Die Berner Dissertation von Sanela Schmid leistet etwas, was bisher noch nicht gelungen ist: die Untersuchung zweier Besatzungsregime während des Zweiten Weltkriegs sowie der Vergleich zweier Strategien im heissumkämpften und blutigen Kriegsschauplatz des Unabhängigen Staates Kroatien (NDH). Dabei geht die Autorin systematisch vor und untersucht sowohl die Politik Italiens und Deutschlands in Kroatien als auch das Verhältnis der Achsenpartner zueinander.

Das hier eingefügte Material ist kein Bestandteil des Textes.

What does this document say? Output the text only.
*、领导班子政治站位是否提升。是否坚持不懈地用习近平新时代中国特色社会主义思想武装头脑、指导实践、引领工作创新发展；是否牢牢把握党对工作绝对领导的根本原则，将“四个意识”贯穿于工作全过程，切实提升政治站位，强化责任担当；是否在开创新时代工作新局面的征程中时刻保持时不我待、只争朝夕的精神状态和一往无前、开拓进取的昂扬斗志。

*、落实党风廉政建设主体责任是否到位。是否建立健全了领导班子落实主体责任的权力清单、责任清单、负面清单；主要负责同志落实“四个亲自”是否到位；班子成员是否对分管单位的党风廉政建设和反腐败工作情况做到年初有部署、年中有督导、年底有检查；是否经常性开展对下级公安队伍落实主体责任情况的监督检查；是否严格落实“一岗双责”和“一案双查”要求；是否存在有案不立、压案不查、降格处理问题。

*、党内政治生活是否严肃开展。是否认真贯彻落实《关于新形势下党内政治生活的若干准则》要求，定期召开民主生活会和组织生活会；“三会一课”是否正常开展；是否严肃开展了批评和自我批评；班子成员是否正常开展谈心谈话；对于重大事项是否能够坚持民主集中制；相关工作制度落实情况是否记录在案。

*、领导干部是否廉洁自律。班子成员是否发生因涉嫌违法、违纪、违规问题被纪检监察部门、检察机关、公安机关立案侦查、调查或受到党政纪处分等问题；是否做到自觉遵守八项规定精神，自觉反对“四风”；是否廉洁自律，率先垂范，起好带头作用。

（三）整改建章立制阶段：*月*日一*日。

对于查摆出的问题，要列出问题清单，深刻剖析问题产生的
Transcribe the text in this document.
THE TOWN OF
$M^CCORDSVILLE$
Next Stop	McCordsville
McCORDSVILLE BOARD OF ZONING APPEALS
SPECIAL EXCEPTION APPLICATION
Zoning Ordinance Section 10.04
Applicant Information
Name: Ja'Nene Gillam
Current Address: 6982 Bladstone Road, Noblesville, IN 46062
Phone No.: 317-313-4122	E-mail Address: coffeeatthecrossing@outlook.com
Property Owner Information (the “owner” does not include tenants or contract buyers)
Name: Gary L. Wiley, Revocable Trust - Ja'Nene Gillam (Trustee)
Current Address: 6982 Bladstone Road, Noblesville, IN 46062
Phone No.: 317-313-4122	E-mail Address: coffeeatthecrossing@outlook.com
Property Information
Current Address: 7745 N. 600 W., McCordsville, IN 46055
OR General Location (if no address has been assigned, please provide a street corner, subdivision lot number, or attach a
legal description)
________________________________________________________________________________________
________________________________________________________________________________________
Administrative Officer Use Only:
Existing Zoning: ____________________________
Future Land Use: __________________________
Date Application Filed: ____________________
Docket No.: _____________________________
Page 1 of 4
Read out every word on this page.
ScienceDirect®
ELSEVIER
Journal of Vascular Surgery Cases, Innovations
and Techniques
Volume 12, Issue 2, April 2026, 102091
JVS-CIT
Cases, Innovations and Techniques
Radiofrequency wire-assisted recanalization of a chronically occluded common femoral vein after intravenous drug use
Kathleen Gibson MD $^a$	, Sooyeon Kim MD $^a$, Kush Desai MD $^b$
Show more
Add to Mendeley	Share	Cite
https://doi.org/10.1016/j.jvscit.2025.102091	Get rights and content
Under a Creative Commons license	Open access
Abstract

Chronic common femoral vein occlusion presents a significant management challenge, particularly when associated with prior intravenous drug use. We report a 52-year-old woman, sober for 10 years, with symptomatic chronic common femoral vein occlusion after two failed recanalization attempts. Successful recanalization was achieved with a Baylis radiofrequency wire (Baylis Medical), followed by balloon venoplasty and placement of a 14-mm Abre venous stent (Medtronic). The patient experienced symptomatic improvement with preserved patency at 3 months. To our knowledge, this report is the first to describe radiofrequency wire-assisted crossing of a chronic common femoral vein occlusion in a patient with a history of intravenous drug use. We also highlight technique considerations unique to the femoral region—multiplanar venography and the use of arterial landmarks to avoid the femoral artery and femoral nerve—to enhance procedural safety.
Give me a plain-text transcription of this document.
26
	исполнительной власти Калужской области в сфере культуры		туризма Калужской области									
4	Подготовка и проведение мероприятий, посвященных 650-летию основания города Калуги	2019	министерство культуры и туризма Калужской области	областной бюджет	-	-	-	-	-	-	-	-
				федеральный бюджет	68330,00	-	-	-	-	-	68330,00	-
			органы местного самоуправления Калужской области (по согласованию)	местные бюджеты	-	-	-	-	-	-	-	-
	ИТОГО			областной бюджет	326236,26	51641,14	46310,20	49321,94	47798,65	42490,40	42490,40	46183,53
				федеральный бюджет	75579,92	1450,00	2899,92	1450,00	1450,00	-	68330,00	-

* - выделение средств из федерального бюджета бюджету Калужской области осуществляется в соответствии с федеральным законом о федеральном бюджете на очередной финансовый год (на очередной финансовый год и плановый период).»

Nach einer kurzen Einleitung in das Thema werden die Strategien Italiens und Deutschlands im südosteuropäischen Raum vor dem Zweiten Weltkrieg betrachtet. Bereits hier wird klar, dass ein Konflikt zwischen Berlin und Rom vorprogrammiert war. Die Ausrufung des NDH durch die Ustascha-Bewegung von Ante Pavelić brachte eine weitere entscheidende Komponente in das Szenario. Der NDH wurde zum Akteur und zum Spielball im komplexen Beziehungsgeflecht, das sich ab April 1941 im kroatischen Raum etablierte. Italien und Deutschland teilten Kroatien in zwei Einfluss- und Besatzungszonen auf. Besonders interessant erscheint, wie die unterschiedlichen Strategien der beiden Achsenpartner verzahnt waren. Die deutsche Regierung setzte bis zum Schluss auf die Ustascha, während die ökonomische Ausbeutung Kroatiens an erster Stelle stand. Daraus resultierte ein vergleichsweise geringer militärischer Einsatz. Italien annektierte hingegen einen grossen Teil kroatisch-bewohnter Gebiete und zählte diesen Raum zu seinem «spazio vitale». Somit setzte Rom auf eine Besatzungspolitik, die eines erheblichen militärischen Aufwands bedurfte. Dabei agierten die Achsenpartner völlig konträr: Deutschland brauchte ein starkes Kroatien, Italien wollte die Ustascha hingegen möglichst schwach halten. Schmid gelingt es, diese komplexen Beziehungen und Vorstellungen genau darzustellen und sie zeigt auf, welche Mechanismen politischer, ökonomischer und strategischer Natur hinter den Beziehungen in Kroatien steckten und das Misstrauen zwischen den Partnern der «Achse» befeuerten.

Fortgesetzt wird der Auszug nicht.